En 1982, à l'âge de 49 ans, j'ai été trachéotomisé à la site d'une décompensation respiratoire. On a alors diagnostiqué la maladie de Pompe avec entre autres effets, la paralysie totale du diaphragme. J'ai eu alors une assistance respiratoire nocturne de façon permanente à part quelques exceptions comme je vais le raconter.

Une semaine après ma sortie d'hôpital (Raymond Poincaré à Garches), j'ai repris mon travail d'ingénieur pendant neuf ans. Cela m'a amené à faire environ 50 000 km en avion dont trois aux Etats-Unis et le reste en France et dans les pays voisins. Je faisais ces voyages sans assistance respiratoire avec un maximum de trois nuits que je passais à l'hôtel assis dans un fauteuil ou en avion. J'avais la chance d'avoir de la famille à côté de Roissy, ce qui me permettait de me coucher avec mon respirateur en descendant de l'avion.

Depuis 1982, j'ai conduit notre voiture sur environ 250 000 km. Par ailleurs, pendant 22 ans, j'ai fait 3 000 km par an en vélo (donc environ 65 000 km en tout) et environ 30 mn de gymnastique par jour. Je bénéficie pour cela des conseils des kinésithérapeutes de Raymond Poincaré. Depuis 2005, je suis passé au vélo d'appartement, entre autres raison parce que nous habitons maintenant en haut d'une côte.

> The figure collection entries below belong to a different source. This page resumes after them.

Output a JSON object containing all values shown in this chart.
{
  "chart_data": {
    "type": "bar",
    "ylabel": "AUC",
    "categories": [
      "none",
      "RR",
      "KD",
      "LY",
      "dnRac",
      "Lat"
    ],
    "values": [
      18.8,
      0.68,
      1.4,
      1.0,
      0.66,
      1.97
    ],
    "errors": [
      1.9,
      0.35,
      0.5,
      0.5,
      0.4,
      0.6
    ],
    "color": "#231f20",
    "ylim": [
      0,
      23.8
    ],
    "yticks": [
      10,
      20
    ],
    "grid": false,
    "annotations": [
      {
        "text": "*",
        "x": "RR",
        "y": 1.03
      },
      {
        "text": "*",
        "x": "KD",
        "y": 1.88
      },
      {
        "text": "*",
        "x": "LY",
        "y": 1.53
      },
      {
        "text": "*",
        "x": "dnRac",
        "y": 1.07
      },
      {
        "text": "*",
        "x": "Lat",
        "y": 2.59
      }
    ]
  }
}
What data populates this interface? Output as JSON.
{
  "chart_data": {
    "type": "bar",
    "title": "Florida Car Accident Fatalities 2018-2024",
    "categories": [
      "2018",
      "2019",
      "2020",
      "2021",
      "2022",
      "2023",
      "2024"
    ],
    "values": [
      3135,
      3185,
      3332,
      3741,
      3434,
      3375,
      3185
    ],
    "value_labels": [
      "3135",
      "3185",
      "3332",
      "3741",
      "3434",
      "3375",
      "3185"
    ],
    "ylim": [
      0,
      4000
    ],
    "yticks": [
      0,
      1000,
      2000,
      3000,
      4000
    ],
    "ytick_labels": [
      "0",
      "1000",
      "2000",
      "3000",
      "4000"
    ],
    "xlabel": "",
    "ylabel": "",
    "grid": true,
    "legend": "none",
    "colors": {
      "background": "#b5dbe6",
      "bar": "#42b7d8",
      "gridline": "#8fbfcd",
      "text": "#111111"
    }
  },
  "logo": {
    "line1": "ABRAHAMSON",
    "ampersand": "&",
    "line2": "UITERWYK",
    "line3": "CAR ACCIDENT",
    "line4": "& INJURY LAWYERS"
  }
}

Ma vie est très structurée par l'exercice physique : Au total, j'en fais environ 2 heures par jour divisées en petites parties de 10 à 15 minutes. A noter que les médecins de Garches et de Nevers qui m'ont sauvé la vie à plusieurs reprises ont été très sceptiques quand j'ai repris le vélo en 1982 : "Il ne faut pas vous faire d'illusions..." ou encore : "Ah, vous faites du vélos ! Et si vous tombiez..." - Je suis tombé trois fois mais j'ai eu de la chance.

Depuis ma préretraite en 1991, j'ai des activités bénévoles qui m'occupent une vingtaine d'heure par semaine. Depuis 2008, je bénéficie d'un traitement au Miosyme qui a un effet bénéfique très significatif : je marche et respire mieux et mon autonomie sans machine qui s'était progressivement abaissée à 8h30 pars 24 heures est remontée à plus de 10 heures en un an et demi. Et cela en étant en bien meilleure forme. J'ai repris des activités que j'avais abandonnées comme le piano et de petits travaux ménagers.

Seulement trois conclusions à ce récit :

En premier lieu, la trachéotomie n'empêche pas de vivre,

En second lieu, avec les conseils des médecins, c'est le malade lui même qui peut savoir ce qu'il peut ou ne peut pas faire. Un médecin m'a dit : "Ne cherchez pas à vous dépasser". Je dirais plutôt : se dépasser un peu et essayer d'en faire un peu plus pour trouver ce qui est possible.

Enfin, le soutien de mon épouse et de ma famille a été déterminant dans ma lutte pour vivre.